The permanent camera installed at the end of the bus lane where Queen Street and Customs Street meet hands out around $2 million dollars in fines each year.

"It’s a very expensive camera," says driver Ben Gaines – who’s been busted in the bus lane three times this year.

By law, motorists are allowed to enter a bus lane in its last 50 metres. But there’s no requirement to tell drivers where that 50 metre mark is.

So, if you’re like Ben – not the best at judging distance – you can easily get caught out being in the bus lane at the wrong time.

"It’s cost me a bit of money," he admits. "Around $450 so far".

The camera in question is placed at the end of the bus lane, and right in front of one of the city’s busiest pedestrian crossings.

In peak hours, traffic often builds up across the two lanes coming down from Queen Street – one to turn left, and one to turn right.

Motorists who want to turn left have to wait in the right turn-only lane though, to avoid being caught by the camera.

"This is the only way to get out of Queen Street once you get to this point so you spend a lot of time waiting in that lane. And people have beeped at me as well because they want to turn right, and I want to be going left".

Auckland Transport supplied Fair Go with figures showing the camera makes up a significant portion of the more than $12 million issued in bus lane fines each year.
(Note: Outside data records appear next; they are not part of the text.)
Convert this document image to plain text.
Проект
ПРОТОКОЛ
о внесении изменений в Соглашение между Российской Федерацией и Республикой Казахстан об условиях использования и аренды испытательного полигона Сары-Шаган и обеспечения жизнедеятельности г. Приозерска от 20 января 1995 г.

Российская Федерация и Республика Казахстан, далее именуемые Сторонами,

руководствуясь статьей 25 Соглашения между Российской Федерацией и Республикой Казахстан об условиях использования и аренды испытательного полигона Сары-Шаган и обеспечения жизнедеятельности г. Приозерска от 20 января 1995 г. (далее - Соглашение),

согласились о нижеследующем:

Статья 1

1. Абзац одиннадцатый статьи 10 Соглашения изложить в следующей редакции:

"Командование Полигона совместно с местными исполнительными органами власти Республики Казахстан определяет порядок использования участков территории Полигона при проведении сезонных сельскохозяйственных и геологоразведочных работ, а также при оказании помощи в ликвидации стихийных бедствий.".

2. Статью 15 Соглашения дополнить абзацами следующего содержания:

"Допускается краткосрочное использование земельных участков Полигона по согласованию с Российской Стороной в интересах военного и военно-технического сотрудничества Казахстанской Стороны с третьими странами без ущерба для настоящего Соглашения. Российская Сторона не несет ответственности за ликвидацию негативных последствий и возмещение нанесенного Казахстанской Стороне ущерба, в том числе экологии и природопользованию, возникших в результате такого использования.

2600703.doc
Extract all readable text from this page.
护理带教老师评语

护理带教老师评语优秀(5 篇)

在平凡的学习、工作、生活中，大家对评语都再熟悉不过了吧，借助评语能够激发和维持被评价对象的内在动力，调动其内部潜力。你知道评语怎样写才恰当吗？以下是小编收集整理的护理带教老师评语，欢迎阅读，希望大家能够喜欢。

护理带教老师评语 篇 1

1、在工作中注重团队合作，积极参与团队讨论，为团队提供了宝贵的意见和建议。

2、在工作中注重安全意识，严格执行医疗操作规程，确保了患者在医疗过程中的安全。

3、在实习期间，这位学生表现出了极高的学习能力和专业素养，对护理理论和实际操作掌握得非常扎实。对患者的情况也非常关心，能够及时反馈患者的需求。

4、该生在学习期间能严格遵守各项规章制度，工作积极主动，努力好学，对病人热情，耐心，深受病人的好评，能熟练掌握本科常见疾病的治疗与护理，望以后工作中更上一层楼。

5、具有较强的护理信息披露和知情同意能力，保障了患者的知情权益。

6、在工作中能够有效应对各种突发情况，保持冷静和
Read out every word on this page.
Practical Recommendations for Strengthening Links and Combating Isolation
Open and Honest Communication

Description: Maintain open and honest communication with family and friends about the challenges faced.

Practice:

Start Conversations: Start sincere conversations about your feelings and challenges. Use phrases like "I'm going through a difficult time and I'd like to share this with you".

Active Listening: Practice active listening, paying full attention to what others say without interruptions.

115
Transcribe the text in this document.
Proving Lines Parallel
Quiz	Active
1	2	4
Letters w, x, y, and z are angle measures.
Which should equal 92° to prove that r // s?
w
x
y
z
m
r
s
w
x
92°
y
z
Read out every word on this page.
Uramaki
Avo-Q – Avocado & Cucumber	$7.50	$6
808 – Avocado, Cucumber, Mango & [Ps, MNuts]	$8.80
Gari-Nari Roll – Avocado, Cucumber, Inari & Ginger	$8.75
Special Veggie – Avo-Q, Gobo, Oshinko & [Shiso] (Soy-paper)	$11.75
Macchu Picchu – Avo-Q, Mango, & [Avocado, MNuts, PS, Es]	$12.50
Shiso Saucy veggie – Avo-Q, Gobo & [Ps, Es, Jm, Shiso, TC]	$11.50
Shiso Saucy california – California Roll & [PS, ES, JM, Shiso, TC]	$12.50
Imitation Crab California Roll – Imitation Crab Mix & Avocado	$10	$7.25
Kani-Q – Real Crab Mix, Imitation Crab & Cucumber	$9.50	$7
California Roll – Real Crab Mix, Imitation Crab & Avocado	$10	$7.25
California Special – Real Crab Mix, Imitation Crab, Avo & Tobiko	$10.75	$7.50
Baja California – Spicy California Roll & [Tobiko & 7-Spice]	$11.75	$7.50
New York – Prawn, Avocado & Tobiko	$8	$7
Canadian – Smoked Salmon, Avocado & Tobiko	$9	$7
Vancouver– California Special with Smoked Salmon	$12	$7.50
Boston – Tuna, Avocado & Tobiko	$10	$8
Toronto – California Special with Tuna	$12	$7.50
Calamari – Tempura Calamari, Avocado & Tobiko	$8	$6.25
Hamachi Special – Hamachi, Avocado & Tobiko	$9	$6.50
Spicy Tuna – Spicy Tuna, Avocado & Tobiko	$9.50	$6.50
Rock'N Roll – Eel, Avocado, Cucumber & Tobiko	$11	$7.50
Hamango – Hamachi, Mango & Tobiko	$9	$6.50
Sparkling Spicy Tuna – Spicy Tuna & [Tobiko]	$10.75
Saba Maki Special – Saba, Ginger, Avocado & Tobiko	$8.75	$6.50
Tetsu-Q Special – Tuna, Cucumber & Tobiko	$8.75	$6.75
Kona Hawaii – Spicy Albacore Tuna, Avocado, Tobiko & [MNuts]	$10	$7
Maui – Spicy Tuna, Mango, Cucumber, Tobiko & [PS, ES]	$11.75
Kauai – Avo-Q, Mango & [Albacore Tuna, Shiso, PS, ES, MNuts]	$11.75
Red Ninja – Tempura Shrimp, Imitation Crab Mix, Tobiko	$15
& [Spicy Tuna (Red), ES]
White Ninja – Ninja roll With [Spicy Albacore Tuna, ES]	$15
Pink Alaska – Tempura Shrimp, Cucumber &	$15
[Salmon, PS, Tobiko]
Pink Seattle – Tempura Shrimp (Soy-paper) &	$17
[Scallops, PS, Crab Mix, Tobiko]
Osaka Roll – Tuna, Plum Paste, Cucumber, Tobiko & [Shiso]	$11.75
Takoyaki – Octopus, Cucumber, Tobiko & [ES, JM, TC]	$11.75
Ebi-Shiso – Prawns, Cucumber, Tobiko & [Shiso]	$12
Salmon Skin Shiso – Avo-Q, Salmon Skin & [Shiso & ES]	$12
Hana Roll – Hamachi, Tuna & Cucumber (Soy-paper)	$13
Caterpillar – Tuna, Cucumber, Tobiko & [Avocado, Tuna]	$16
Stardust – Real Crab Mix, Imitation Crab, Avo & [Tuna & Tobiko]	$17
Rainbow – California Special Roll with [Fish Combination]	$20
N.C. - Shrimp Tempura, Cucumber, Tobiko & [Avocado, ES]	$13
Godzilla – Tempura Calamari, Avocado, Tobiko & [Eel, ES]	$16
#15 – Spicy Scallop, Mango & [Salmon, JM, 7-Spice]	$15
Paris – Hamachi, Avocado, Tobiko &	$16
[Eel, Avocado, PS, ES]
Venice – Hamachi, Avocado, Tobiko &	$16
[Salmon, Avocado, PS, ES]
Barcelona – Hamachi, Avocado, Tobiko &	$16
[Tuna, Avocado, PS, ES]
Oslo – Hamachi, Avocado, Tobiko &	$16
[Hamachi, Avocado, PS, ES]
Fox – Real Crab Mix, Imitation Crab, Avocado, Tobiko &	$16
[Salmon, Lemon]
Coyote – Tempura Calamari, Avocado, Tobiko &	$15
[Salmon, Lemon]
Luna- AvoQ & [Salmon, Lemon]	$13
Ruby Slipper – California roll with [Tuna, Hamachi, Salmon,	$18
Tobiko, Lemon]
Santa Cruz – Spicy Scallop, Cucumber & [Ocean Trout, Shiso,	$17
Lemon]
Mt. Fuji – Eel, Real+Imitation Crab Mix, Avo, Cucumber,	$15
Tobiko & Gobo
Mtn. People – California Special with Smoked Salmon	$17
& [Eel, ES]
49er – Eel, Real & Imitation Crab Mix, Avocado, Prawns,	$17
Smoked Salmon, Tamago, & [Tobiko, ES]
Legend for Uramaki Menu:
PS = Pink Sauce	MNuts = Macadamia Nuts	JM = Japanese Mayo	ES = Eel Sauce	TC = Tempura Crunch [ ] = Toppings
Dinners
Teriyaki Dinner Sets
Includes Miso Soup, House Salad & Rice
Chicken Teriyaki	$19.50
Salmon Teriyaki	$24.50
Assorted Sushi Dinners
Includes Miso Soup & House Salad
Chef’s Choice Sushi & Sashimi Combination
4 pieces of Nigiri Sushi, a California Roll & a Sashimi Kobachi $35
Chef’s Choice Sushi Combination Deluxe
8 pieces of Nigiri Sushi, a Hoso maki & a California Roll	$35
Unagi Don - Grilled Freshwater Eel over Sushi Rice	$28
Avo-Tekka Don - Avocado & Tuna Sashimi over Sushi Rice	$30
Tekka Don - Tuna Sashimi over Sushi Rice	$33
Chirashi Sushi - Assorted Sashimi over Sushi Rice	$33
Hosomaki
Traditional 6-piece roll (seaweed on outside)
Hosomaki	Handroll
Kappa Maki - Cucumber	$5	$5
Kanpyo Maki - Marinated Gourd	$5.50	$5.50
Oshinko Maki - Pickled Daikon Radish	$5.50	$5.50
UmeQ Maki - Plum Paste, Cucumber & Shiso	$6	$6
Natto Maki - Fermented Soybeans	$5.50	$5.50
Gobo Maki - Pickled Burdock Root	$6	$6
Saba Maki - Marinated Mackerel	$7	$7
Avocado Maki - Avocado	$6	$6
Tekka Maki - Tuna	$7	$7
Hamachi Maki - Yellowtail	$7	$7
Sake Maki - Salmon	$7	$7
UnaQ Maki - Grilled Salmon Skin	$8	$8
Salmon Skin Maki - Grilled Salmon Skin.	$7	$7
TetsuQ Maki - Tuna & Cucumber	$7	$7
Between February 2018 and February 2019, the camera caught 15,048 breaches of the road rules on this part of the bus lane – at $150 a fine that’s more than $2.2 million a year.

Across Auckland, the agency issued 80,574 infringement notices – equivalent to more than $12 million annually.

While Auckland Transport is keen to point out bus lanes are part of an holistic approach to get the city moving better, Ben’s got another theory.

"I think they just want us out of Queen Street," he says.

He’s not entirely wrong – Auckland Transport says it does want to reduce the number of cars in the central city.